Когда Робис вошел в низкую комнату, чуть не стукнувшись головой о косую притолоку двери, кто-то из участников совещания с размаху треснул кулаком по овальному столу, стоявшему посередине.
— Это авантюризм! — крикнул он. — Такому сорвиголове нет места в партии!
— Спокойнее, спокойнее! — остудил его Мауриньш. — Если мы будем действовать под влиянием личной обиды, то тоже далеко не уедем. Еще раз взвесим все «за» и «против»… Ну, скажи вот ты, товарищ Максим, сколько могут выставить вооруженных людей русские большевики?
— Мало, — ответил Максим, подсаживаясь к столу. — А в данном случае не дам ни одного. Нападение на тюрьму — не мелкая стычка, какие случаются каждый день. Это будет настоящий бой, который под силу только большому, сплоченному отряду.
— Стало быть, решаем пока отказаться, — заключил Мауриньш. — Опыт партии доказывает, что каждый риск должен быть оправданным. Сейчас потерпеть поражение было бы не просто неудачей. Десятки тысяч колеблющихся потеряли бы веру в силы революции. Разумеется, я не хочу сказать, что это решение принимается раз и навсегда. Если изменятся обстоятельства, может измениться и решение вопроса. В настоящий момент самое важное — множить ряды боевиков, превратить их в настоящую армию революции… А теперь — насчет Атамана.
— Я уже сказал — таким не место среди нас! — сказал человек, который только что горячился, но на этот раз уже более спокойным голосом.
— Боюсь, что мы его больше не увидим, — заметил Робис.
— Ну и что же? — снова встрепенулся тот.
— Мы потеряем прекрасного человека! — обернулся к нему Робис. — Конечно, сегодня он был слишком резок, но этому есть оправдание. Когда в тюрьму посадили любимого человека…

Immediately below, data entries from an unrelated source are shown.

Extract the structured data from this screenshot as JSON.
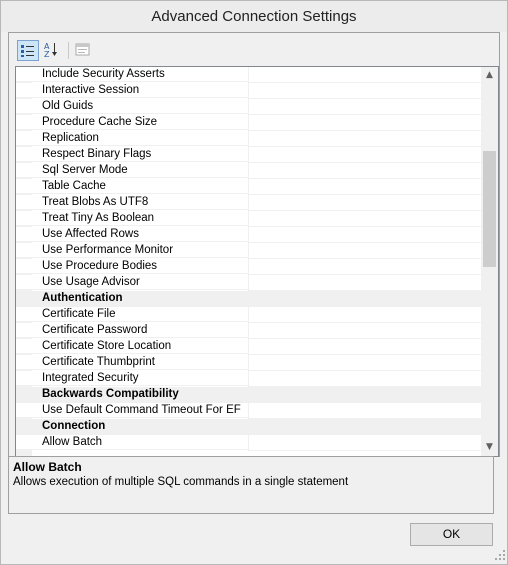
{
  "window": {
    "title": "Advanced Connection Settings"
  },
  "toolbar": {
    "categorized_icon": "categorized-icon",
    "alphabetical_icon": "alphabetical-icon",
    "property_pages_icon": "property-pages-icon"
  },
  "grid": {
    "rows": [
      {
        "type": "prop",
        "label": "Include Security Asserts"
      },
      {
        "type": "prop",
        "label": "Interactive Session"
      },
      {
        "type": "prop",
        "label": "Old Guids"
      },
      {
        "type": "prop",
        "label": "Procedure Cache Size"
      },
      {
        "type": "prop",
        "label": "Replication"
      },
      {
        "type": "prop",
        "label": "Respect Binary Flags"
      },
      {
        "type": "prop",
        "label": "Sql Server Mode"
      },
      {
        "type": "prop",
        "label": "Table Cache"
      },
      {
        "type": "prop",
        "label": "Treat Blobs As UTF8"
      },
      {
        "type": "prop",
        "label": "Treat Tiny As Boolean"
      },
      {
        "type": "prop",
        "label": "Use Affected Rows"
      },
      {
        "type": "prop",
        "label": "Use Performance Monitor"
      },
      {
        "type": "prop",
        "label": "Use Procedure Bodies"
      },
      {
        "type": "prop",
        "label": "Use Usage Advisor"
      },
      {
        "type": "cat",
        "label": "Authentication"
      },
      {
        "type": "prop",
        "label": "Certificate File"
      },
      {
        "type": "prop",
        "label": "Certificate Password"
      },
      {
        "type": "prop",
        "label": "Certificate Store Location"
      },
      {
        "type": "prop",
        "label": "Certificate Thumbprint"
      },
      {
        "type": "prop",
        "label": "Integrated Security"
      },
      {
        "type": "cat",
        "label": "Backwards Compatibility"
      },
      {
        "type": "prop",
        "label": "Use Default Command Timeout For EF"
      },
      {
        "type": "cat",
        "label": "Connection"
      },
      {
        "type": "prop",
        "label": "Allow Batch"
      }
    ],
    "scroll_position": 0.55
  },
  "help": {
    "title": "Allow Batch",
    "description": "Allows execution of multiple SQL commands in a single statement"
  },
  "buttons": {
    "ok": "OK"
  }
}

— Не могу согласиться! Я сам только что оттуда. Если бы им угрожала смертная казнь… — Дальнейшие слова потонули в приступе мучительного кашля. Изжелта-бледное лицо говорившего покрылось каплями пота. Годы тюрьмы разрушили его легкие.
— Нельзя ли обойтись без курения?! — крикнул Максим и придавил большим пальцем только что зажженную папиросу. — Ты, Робис, говоришь глупости! Что это за прекрасный товарищ, который не может подчинить свои страсти общим интересам? Покуда твой Атаман не поймет это, от него вреда будет больше, чем пользы.
2
На Ганибу-дамбис было полно народу. Нескончаемым потоком шли люди, возвращавшиеся домой с работы. Только в этот час оживлялись тесные переулочки, образованные ветхими деревянными лачугами. Большинство рабочих не сразу расходилось по домам. Они собирались кучками и обсуждали события дня. Их жены, экономя дорогостоящий керосин, выбирались со своим шитьем на крылечки и сидели на улице до темноты. Некоторые, присев на ступеньках, чистили картошку.
Ничего этого Атаман не замечал. Вокруг была пустота. Отколовшийся от товарищей, один — что может быть тяжелее? Он перебирал в памяти все, что сегодня произошло. Нет, себя упрекнуть он ни в чем не мог. Мучило одно — от него отошел Робис. Почему-то в памяти ожили картины детства, день, когда он впервые по-настоящему узнал своего отца. До сих пор Атаман считал этот день самым тяжким в своей жизни, но то, что произошло сегодня, было вдвое тяжелее. Потерять друга!.. Друга? Настоящий друг не поступил бы, как Робис. У настоящего друга была бы только одна забота — как освободить Дину. А разве Робис думал об этом?